On June 14, Fatou Bensouda, then still an International Criminal Court prosecutor, sought ICC judges’ permission to investigate drug-war killings in the Philippines.
In a statement, Bensouda said: “There is a reasonable basis to believe that the crime against humanity of murder has been committed on the territory of the Philippines between July 1, 2016, and March 16, 2019, in the context of the Government of Philippines ‘war on drugs’ campaign.”
She said her preliminary investigation indicated that members of the Philippine National Police, and others working with them, “unlawfully killed between several thousand and tens of thousands of civilians during that time.”
The ICC's authority to prosecute crimes against humanity generally applies to states that are party to the so-called Rome Statute, the treaty which established the ICC. Non-party states can also accept the ICC’s jurisdiction. If the United Nations Security Council refers a situation to the ICC, that also gives the ICC full power to investigate.
If an individual is convicted, they will serve their sentence in one of the states that has agreed to enforce ICC prosecutions.
The ICC has no police force or long-term detention facility, so they rely on cooperating countries to imprison people convicted by the court.
The Philippine’s Commission on Human Rights (CHR) called on the government to “participate in this process of seeking truth and justice for the human rights violations committed in the country.”
But a spokesperson for Philippine President Rodrigo Duterte said the government would not cooperate with the investigation, noting the Philippines was no longer an ICC member.
The spokesperson also rejected the results of Bensouda’s initial investigation.
Others sought to discredit Bensouda. On June 17, Sen. Francis Tolentino, a Duterte ally, attacked Bensouda for “terrorist links.”
“How can she, during her tenure, objectively conduct an investigation when some members of the international community considered her a persona non grata for terrorist links?” Tolentino said.

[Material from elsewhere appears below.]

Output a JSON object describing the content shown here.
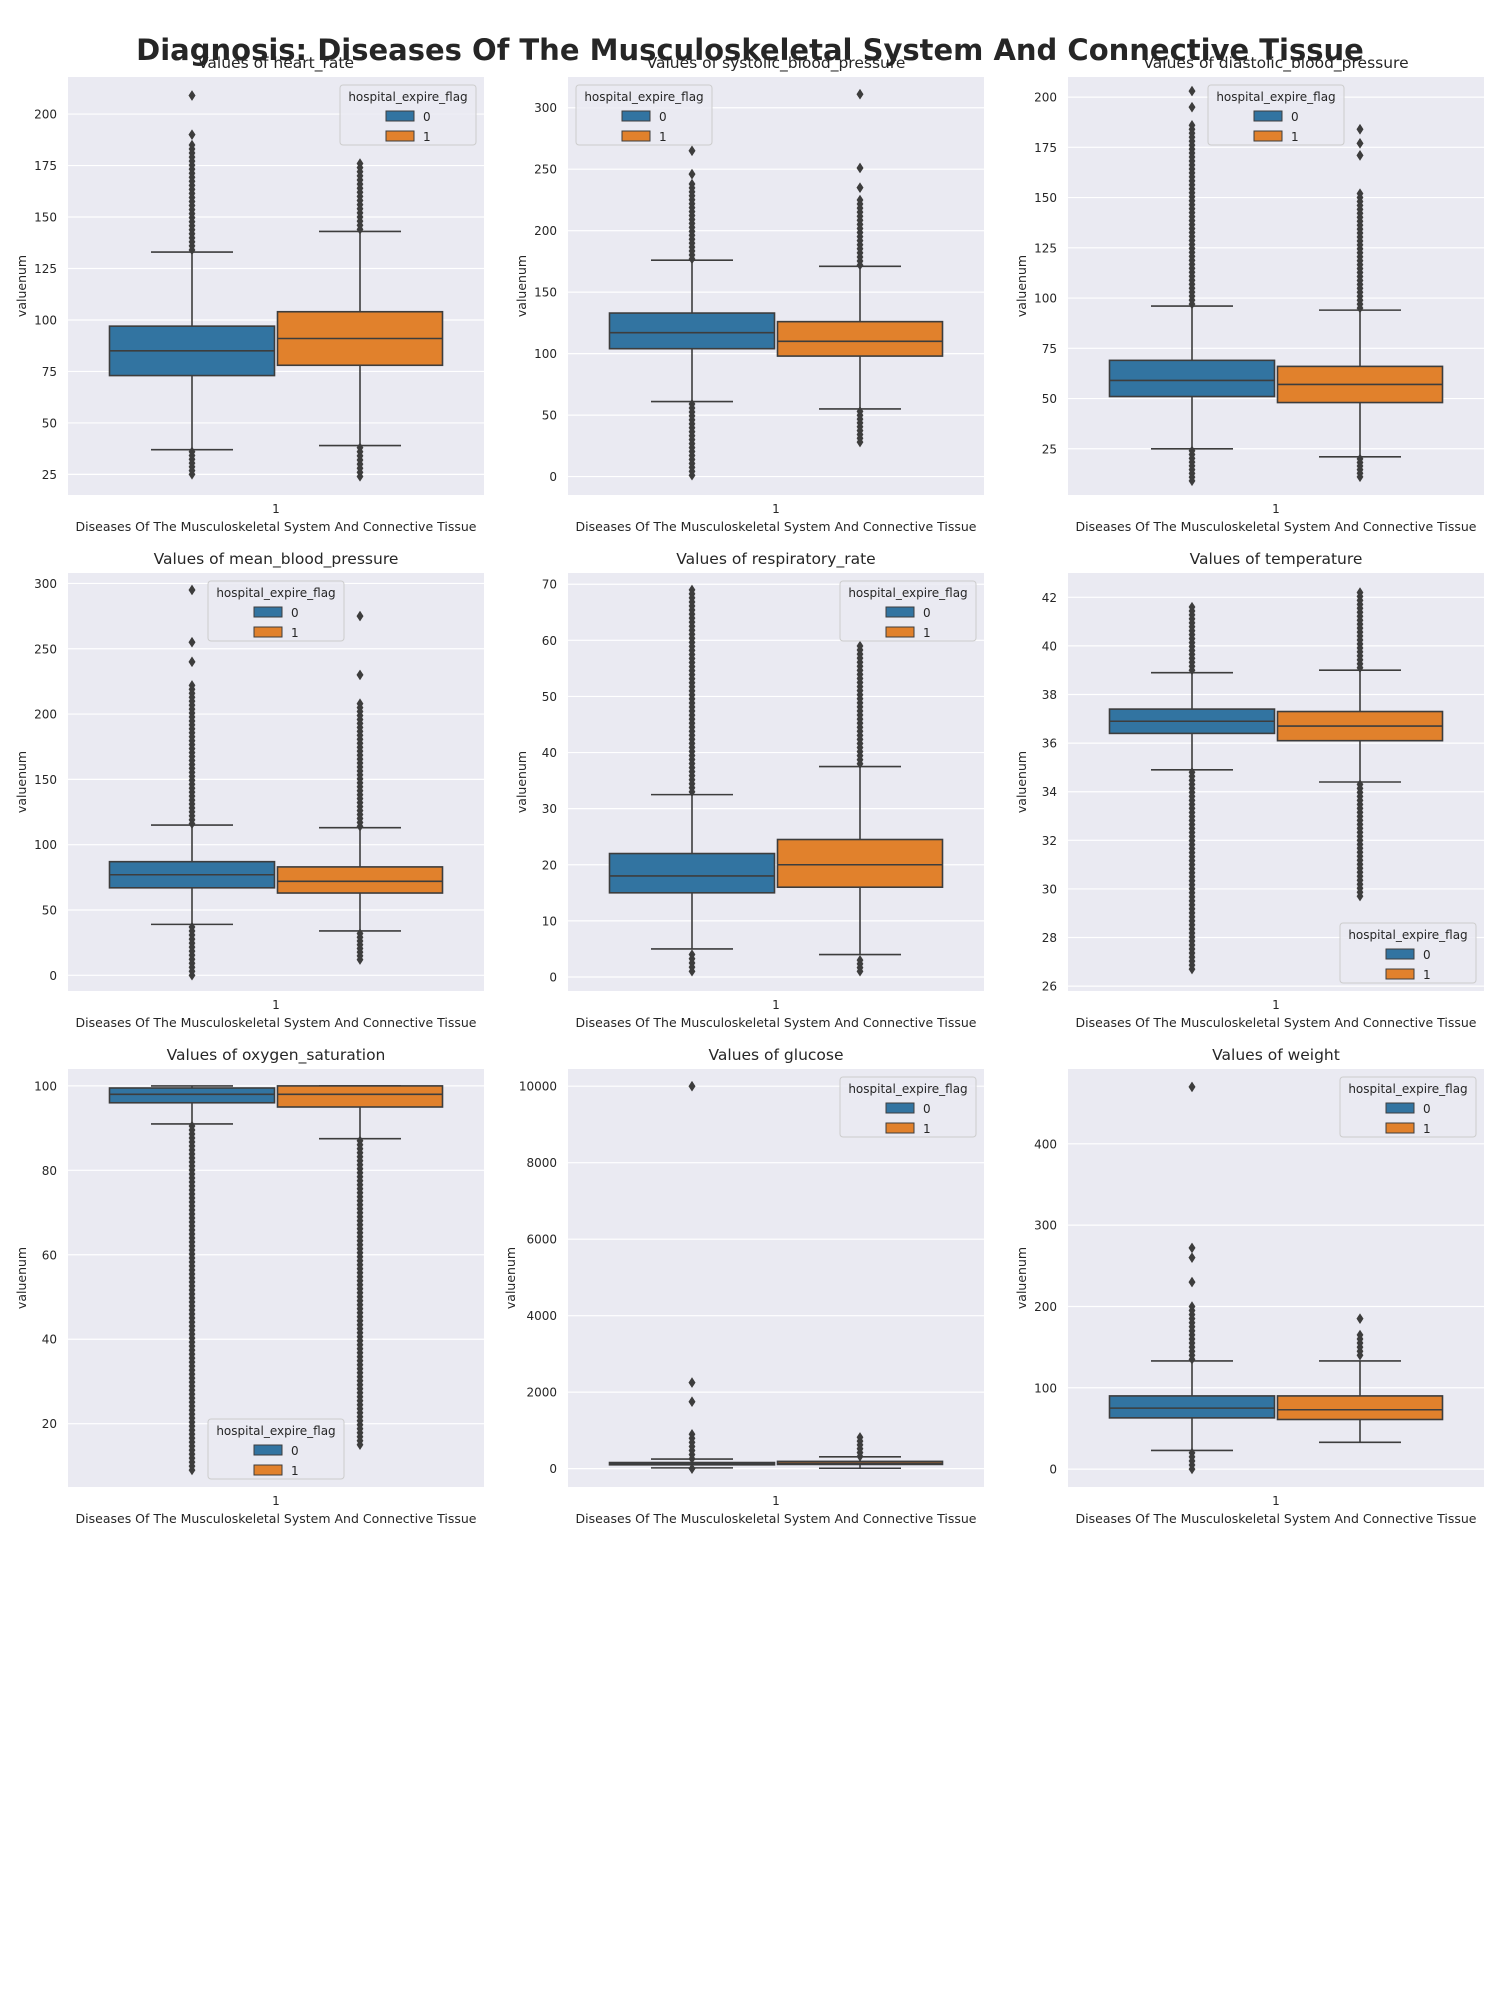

“A lot of questions will have to be answered first whether a retired prosecutor can still recommend the prosecution of a head of state of a non-Treaty of Rome signatory.”
The claim that Bensouda, whose term as prosecutor ended June 15, has terrorist links, is false.
On June 11, 2020, then-U.S. President Donald Trump signed Executive Order 13928, “Blocking Property of Certain Persons Associated With the International Criminal Court.”
Bensouda and Phakiso Mochochoko, the Head of the Jurisdiction, Complementarity and Cooperation Division (Office of the Prosecutor) of the ICC, were added to the Specially Designated Nationals and Blocked Persons List (SDN List) of the U.S. Treasury Department’s Office of Foreign Assets Control.
However, they were not added to the list for terror-related offenses. Rather, the Trump administration was reacting to what it called the ICC’s “illegitimate assertions of jurisdiction over personnel of the United States and certain of its allies.”
That, in part, stemmed from the ICC’s decision to “unanimously” authorize an investigation into alleged war crimes committed in the Islamic Republic of Afghanistan by Afghan government national security forces and U.S. military and intelligence personnel, as well as the Taliban.
Trump’s executive order said the decision to investigate could “subject current and former United States Government and allied officials to harassment, abuse, and possible arrest.”
On April 1, 2021, newly-elected President Joe Biden revoked Trump’s order.
A White House statement noted that while the U.S. maintains its objections to the ICC’s claims of jurisdiction over the United States and other non-signatory parties, “the threat and imposition of financial sanctions against the Court, its personnel, and those who assist it are not an effective or appropriate strategy for addressing the United States’ concerns with the ICC.”
The Duterte government has also argued against the ICC’s jurisdiction.
On June 15, the Philippines Department of Foreign Affairs (DFA) issued a statement on what it called Bensouda’s “deeply regrettable” decision to ask for an investigation into the drug-war killings.
Calling the ICC “a court of last resort,” the DFA said that an Inter-Agency Review Panel headed by the Philippines’ Secretary of Justice was already investigating deaths in the drug war. It added that the panel “is continuing its work, and should be allowed to finish such work.”
“The Rome Statute requires the Court and the Office of the Prosecutor to respect and defer to the primary criminal jurisdiction of concerned State Party, while proceedings are ongoing in the latter. The precipitate move of the Prosecutor is a blatant violation of the principle of complementarity, which is a bedrock principle of the Rome Statute,” the DFA said.
The Philippines withdrew from the ICC in March 2019 after Bensouda announced a preliminary examination into alleged state crimes “in the context of the ‘war on drugs’ campaign.”
Bensouda and others maintain that the ICC still has jurisdiction over the Philippines, as the alleged crimes occurred prior to Duterte’s decision to pull out.
Figures put out by Philippines government agencies, rights organizations and media vary. However, a United Nations report estimated the drug war may have resulted in tens of thousands of deaths from 2016-2019.
The Philippines police put that figure at 6,600.
The U.N. report found that Duterte's public statements "may have incited violence and may have had the effect of encouraging, backing or even ordering human rights violations, with impunity."
A crime against humanity carries a prison sentence not exceeding 30 years.